Liberal Party victory raises TPP questions

Under the stewardship of its young leader, Justin Trudeau, the Liberal Party has taken control of Canada, raising questions about the future of the Trans Pacific Partnership (TPP).

Trudeau and his party led a so-called "stunning rout" of the Conservative Party – helmed by nine-year prime minister Stephen Harper – and the New Democratic Party (NDP), the official opposition, The New York Times reported. The news outlet cited Harper's "heavy-handed" approach to policies, such as his party's support of TPP, as one reason the Conservative's lost the Oct. 19 federal election in Canada. The Liberal Party captured 185 of the 338 seats in the next House of Commons. The Conservatives, meanwhile, saw their clout in Parliament reduced. With the government shifting into the hands of the Liberal Party, the future of what could be the globe's largest free trade deal looks less clear than it did when the deal was recently reported as completed – and even then, it wasn't such a sure thing.

Liberal Party takes middle path on TPP
While the NDP vigorously opposed TPP and the Conservatives supported the deal, the Liberal Party took a middle road, requesting that the secretive agreement be opened to public scrutiny. A Liberal Party press release from the week leading up to the election called for a release of the details of the Pacific trade deal. The statement noted that the agreement would lift trade barriers, strengthen Canada's middle class and improve the country's free trade opportunities.

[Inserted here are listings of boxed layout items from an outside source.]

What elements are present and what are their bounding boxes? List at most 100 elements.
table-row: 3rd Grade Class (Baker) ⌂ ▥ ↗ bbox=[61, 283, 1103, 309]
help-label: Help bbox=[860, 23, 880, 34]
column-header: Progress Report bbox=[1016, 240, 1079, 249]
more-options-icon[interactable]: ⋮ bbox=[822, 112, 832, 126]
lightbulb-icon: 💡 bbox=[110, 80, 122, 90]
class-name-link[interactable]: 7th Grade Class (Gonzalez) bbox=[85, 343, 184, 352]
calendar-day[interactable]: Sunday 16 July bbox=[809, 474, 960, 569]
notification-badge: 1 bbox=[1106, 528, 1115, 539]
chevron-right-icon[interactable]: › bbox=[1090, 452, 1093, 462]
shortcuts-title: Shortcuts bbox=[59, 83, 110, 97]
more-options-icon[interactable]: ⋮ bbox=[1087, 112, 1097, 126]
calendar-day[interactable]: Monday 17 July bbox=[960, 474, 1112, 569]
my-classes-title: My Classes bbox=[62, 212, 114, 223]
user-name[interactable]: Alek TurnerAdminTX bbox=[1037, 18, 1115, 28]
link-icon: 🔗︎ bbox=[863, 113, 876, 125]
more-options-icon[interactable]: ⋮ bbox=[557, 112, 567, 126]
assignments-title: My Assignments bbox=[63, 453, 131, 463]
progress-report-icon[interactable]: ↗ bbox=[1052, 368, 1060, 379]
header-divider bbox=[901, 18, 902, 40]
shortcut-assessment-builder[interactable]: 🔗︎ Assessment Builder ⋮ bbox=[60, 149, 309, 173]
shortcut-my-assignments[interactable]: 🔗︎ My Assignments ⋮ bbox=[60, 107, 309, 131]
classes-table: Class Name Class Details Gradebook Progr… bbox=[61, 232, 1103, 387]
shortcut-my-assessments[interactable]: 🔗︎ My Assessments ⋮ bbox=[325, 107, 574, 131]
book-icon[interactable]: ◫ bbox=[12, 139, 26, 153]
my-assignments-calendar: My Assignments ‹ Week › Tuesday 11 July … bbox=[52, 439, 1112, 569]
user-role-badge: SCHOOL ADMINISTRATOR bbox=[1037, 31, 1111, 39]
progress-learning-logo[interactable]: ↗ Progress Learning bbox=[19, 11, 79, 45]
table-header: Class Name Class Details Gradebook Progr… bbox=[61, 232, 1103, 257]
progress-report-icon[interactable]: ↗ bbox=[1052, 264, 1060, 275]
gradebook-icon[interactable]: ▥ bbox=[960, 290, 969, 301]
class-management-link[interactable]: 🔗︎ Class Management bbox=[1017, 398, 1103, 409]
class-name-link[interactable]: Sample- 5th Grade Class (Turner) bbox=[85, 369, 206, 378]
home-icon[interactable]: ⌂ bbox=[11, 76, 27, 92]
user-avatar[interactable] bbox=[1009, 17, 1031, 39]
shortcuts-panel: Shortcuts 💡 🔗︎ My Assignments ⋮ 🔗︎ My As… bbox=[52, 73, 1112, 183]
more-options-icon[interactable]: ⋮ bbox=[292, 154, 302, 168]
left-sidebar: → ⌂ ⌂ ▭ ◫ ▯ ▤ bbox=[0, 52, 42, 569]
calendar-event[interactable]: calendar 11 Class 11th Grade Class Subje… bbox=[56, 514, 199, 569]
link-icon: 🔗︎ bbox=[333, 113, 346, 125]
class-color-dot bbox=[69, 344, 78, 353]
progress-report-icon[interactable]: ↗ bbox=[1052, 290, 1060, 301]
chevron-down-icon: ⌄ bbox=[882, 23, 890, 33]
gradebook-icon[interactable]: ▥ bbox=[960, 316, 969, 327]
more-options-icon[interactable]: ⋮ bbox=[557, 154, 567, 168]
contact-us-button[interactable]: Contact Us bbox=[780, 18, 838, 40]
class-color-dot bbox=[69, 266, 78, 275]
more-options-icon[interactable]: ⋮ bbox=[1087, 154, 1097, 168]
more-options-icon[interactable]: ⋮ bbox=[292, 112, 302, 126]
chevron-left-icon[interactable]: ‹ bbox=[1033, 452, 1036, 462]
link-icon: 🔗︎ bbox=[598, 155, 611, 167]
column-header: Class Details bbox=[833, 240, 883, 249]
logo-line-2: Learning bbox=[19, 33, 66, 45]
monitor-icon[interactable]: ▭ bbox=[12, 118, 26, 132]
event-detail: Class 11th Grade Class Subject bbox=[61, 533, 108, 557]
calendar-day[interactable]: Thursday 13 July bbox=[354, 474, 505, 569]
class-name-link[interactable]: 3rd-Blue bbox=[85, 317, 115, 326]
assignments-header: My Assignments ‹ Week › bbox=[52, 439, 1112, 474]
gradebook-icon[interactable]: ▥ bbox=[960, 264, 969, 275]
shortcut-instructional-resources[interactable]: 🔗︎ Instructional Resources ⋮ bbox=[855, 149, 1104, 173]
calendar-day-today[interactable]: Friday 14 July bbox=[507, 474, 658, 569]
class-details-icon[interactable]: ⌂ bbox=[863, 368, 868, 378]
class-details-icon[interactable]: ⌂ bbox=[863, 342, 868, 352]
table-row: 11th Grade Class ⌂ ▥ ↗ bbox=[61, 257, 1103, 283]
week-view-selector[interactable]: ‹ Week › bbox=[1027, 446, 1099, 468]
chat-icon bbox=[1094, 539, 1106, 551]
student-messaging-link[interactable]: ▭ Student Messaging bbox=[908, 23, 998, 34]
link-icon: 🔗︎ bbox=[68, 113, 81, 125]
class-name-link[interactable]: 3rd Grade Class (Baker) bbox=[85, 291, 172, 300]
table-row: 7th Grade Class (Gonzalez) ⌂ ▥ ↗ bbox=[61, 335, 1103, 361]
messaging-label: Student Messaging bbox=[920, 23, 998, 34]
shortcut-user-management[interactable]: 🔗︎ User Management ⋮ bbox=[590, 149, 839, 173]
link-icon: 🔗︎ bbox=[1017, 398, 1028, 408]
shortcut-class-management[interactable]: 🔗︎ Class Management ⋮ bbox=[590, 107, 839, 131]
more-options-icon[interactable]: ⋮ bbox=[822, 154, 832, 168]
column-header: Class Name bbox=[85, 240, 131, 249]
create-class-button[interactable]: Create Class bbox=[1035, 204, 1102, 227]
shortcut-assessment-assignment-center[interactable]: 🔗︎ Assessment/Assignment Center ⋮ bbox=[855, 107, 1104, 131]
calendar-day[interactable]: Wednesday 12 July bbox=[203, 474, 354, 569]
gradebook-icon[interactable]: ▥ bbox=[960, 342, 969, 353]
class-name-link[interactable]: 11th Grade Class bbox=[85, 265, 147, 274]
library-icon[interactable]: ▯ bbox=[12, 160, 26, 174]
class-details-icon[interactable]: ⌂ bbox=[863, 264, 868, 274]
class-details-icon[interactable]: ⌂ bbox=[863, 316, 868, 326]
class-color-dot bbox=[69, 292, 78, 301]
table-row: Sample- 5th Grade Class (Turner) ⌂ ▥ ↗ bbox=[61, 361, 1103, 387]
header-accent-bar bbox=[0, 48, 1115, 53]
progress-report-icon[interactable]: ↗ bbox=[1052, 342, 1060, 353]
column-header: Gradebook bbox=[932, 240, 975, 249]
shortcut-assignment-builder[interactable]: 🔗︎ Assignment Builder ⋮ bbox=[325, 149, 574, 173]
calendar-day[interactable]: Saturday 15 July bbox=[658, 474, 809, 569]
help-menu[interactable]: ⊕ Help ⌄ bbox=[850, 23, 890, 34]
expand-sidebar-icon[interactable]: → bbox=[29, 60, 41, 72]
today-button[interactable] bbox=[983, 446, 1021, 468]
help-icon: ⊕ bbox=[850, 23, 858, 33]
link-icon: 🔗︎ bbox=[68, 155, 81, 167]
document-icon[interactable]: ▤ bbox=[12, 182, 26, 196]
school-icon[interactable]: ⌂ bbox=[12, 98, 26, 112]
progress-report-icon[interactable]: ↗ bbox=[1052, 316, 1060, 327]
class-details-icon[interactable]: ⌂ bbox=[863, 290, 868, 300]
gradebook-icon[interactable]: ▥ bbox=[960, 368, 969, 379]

However, the statement went on to heavily criticize Harper's secretive approach to the deal.

"The Liberal Party has requested TPP be opened to public scrutiny."

"Your lack of transparency continues to this day," the press release, written by John McCallum, a liberal candidate for Markham-Unionville, as a letter to the prime minister, explained. "Despite a commitment by the Minister of International Trade, Mr. Ed Fast, to release the text of the agreement so all Canadians can judge it on its merits before Election Day, media reports this week state that the details will remain secret. It is troubling that with just four days remaining until Election Day, you continue to refuse to release the text of the agreement for Canadians to see."

Trudeau and the Liberal Party are 'pro-trade'
Trudeau has noted that while he is "pro-trade," he is also "pro-Parliament," indicating that the passage of the TPP should not be the prime minister's decision, the Huffington Post reported. The scope of such a deal would require much consideration before it is approved in Canada, at least according to members of the Liberal Party. And now, with Trudeau's victory, it seems that the 12-nation Pacific trade agreement will be under the microscope for some time in Canada.

"We would have a full discussion in caucus and Parliament, and vote on this as a team. We are very clear in our platform that the Party is pro-trade," Kate Purchase, a Liberal Party spokeswoman, explained to the news outlet in an email.

In the U.S., like Canada, political processes will play heavily into discussion of the TPP.In the U.S., like Canada, political processes will play heavily into discussion of the TPP.

TPP doubts sure to rise in Canada, US, as political processes play out
The middle road approach taken by Trudeau and his party indicates that the deal at least has to be reviewed thoroughly before it is considered by Parliament. The extremely secretive negotiations process under Harper has left the liberals with little in terms of the details of the agreement. While the party has certainly indicated that it is pro-trade, and willing to expand Canada's global trade opportunities, it has also preached careful and transparent consideration of the TPP.

Meanwhile, the political process in the U.S. has also cast a pall over negotiators' recent completion of the trade deal. The presidential election cycle is in full swing there, which means politics will likely play heavily into public discussion of the TPP and subsequently, people's attitudes on the deal. One Democratic frontrunner, Bernie Sanders, I-Vt., has long maintained an opposition to the deal, while the other, Hilary Clinton, also recently came out against the agreement. Meanwhile, many Republicans in Congress have sided with President Barack Obama in support of the TPP. The U.S. presidential election is just over a year away.